A Student’s Perspective On An Extraordinary Win in Immigration Court

A Student's Perspective On An Extraordinary Win in Immigration Court 1

In immigration court earlier this week, the Immigrants’ Rights Clinic experienced a phenomenal win for their client in an unexpected manner. David Watnick ’15 and Atenas Burrola, ’14 partnered on the case under the supervision of clinic director, Professor Jayashri Srikantiah and Clinical Supervising Attorney, Lisa Weissman-Ward.  David’s account of the experience follows.


On Tuesday, December 3, 2013, Atenas Burrola and I represented our client at a master calendar hearing at Immigration Court in San Francisco.  We were optimistic that the hearing would be the only time that we would go to court to represent our client, who was facing deportation.

Our optimism was, I believe, warranted:

Before we left for Thanksgiving, Atenas and I left a message with the government attorney responsible for handling our client’s case. We explained to her that, based on our research and analysis, we did not believe that the government could meet its burden of proving that our client was subject to deportation. We told her that we would be moving to terminate the case, and asked that she forward any documents she intended to submit in support of the government’s case, so that we could proceed as quickly as possible.

The day before the hearing, we contacted the government’s attorney to confirm that she had received our message. She informed us that she had received the message, which had prompted her to review our client’s file. She said she agreed with our analysis, and that she would move to terminate the case at the next day’s hearing.

Atenas and I were ecstatic to learn that the government was planning on dropping our client’s case. We had been very confident that we would ultimately prevail, but we had been preparing our client and ourselves for a protracted battle.

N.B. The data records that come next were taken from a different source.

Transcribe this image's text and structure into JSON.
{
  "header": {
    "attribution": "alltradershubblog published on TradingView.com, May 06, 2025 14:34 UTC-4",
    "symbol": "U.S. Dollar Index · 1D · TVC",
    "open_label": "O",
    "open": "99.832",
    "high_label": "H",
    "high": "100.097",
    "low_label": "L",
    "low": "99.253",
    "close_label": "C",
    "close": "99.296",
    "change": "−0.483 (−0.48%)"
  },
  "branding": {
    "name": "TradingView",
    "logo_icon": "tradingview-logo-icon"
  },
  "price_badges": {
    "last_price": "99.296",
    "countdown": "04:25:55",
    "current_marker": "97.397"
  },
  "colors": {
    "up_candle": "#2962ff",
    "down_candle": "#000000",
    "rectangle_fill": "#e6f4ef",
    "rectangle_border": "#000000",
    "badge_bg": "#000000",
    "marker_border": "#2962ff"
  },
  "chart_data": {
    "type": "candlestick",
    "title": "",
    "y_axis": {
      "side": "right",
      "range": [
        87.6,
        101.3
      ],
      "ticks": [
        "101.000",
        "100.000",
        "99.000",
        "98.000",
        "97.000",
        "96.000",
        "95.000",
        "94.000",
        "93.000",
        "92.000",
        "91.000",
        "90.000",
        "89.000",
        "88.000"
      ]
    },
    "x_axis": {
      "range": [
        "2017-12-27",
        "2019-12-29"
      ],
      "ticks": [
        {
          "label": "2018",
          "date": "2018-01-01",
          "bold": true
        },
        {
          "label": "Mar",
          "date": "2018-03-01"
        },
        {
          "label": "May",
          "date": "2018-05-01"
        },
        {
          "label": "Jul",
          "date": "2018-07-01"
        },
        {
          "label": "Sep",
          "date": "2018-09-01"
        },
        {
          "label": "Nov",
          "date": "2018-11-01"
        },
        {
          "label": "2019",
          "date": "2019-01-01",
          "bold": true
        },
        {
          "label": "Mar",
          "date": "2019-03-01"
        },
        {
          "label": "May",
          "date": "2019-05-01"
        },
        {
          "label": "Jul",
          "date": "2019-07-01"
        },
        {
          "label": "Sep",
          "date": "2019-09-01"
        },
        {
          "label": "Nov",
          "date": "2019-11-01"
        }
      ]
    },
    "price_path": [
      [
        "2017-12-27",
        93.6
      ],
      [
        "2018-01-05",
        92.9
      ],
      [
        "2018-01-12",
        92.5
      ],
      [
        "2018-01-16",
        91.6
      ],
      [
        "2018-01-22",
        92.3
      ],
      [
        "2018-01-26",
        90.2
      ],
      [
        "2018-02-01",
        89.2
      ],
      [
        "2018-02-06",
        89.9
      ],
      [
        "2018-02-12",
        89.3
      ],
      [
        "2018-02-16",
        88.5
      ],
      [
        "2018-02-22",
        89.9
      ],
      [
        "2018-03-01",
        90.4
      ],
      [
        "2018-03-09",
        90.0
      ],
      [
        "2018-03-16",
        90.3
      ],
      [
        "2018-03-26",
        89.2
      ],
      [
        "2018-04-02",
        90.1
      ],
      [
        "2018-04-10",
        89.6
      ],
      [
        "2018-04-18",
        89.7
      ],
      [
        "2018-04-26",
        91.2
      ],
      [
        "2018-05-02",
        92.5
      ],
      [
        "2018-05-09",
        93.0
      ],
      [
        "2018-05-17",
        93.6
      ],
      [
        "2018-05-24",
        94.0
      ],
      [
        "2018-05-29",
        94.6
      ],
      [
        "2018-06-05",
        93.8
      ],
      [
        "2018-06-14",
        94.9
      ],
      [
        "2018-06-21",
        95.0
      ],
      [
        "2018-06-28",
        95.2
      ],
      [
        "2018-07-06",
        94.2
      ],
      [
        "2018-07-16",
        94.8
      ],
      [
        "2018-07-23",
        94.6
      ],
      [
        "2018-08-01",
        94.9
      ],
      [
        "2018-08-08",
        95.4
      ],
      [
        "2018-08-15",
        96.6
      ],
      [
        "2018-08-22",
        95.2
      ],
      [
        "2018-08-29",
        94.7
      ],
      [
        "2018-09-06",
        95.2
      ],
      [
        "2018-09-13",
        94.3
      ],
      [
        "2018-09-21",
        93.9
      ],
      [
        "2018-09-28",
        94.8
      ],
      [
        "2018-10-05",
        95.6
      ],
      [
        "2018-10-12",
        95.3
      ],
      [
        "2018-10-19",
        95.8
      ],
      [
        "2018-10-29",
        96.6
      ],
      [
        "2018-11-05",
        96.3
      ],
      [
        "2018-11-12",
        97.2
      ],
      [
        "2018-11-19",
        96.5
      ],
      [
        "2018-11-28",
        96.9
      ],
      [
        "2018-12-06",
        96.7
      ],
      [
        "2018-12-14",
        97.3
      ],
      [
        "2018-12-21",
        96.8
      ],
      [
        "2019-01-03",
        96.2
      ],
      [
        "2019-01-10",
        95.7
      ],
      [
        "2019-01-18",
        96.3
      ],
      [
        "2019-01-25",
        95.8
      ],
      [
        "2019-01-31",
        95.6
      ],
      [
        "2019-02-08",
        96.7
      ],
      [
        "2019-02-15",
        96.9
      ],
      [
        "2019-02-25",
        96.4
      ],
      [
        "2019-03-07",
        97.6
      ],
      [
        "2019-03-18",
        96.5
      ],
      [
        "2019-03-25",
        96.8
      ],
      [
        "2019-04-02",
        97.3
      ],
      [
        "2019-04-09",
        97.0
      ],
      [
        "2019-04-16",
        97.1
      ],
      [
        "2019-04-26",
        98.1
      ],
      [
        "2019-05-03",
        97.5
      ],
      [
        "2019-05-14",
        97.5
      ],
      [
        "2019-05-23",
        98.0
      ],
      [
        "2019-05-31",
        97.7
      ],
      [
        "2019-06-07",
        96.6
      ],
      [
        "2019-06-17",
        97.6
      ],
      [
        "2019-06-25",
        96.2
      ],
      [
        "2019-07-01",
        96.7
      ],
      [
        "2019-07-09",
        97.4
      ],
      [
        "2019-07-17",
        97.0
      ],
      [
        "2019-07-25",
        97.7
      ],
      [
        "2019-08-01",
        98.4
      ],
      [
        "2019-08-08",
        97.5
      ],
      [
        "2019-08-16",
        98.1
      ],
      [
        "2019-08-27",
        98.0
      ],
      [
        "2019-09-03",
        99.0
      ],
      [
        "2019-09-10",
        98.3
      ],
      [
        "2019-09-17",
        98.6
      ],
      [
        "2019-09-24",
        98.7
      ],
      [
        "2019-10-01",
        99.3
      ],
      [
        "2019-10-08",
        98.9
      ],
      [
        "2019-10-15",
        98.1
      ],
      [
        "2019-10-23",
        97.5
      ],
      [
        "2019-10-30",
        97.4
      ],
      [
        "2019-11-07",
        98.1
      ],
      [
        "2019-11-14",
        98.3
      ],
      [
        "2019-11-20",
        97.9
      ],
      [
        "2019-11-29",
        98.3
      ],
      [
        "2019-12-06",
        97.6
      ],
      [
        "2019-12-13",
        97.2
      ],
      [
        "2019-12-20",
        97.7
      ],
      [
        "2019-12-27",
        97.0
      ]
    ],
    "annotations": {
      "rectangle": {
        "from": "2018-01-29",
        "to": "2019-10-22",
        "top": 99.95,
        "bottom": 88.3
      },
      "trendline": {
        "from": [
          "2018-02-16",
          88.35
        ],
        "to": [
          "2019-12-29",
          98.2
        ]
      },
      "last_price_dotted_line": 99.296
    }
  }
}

We were still nervous that the government would reverse course before the hearing, but had no rational reason to think that it would.

When we got to court the next day, we had to wait nearly two hours before our case was called. It was excruciating at the time, but it was a small price to pay; when our case was finally called, the government’s attorney immediately told the judge that she would be moving to terminate the case based on the argument we had made to her.

The judge asked Atenas and me a few basic questions about our client, and asked if we objected to the government terminating the case. We told her we did not object, and that we waived our appeals. Our very brief hearing was over. The judge handed us the termination order, and the government attorney returned our client’s green card on the spot.

The extremely quick resolution of our client’s case was an almost unimaginably good outcome. Now that our client has his green card back, he will likely be able to travel home to see his family for Christmas, which was one of his foremost priorities in resolving his case. The successful termination of our client’s case was a thrilling and unexpected Christmas gift for our client and for us.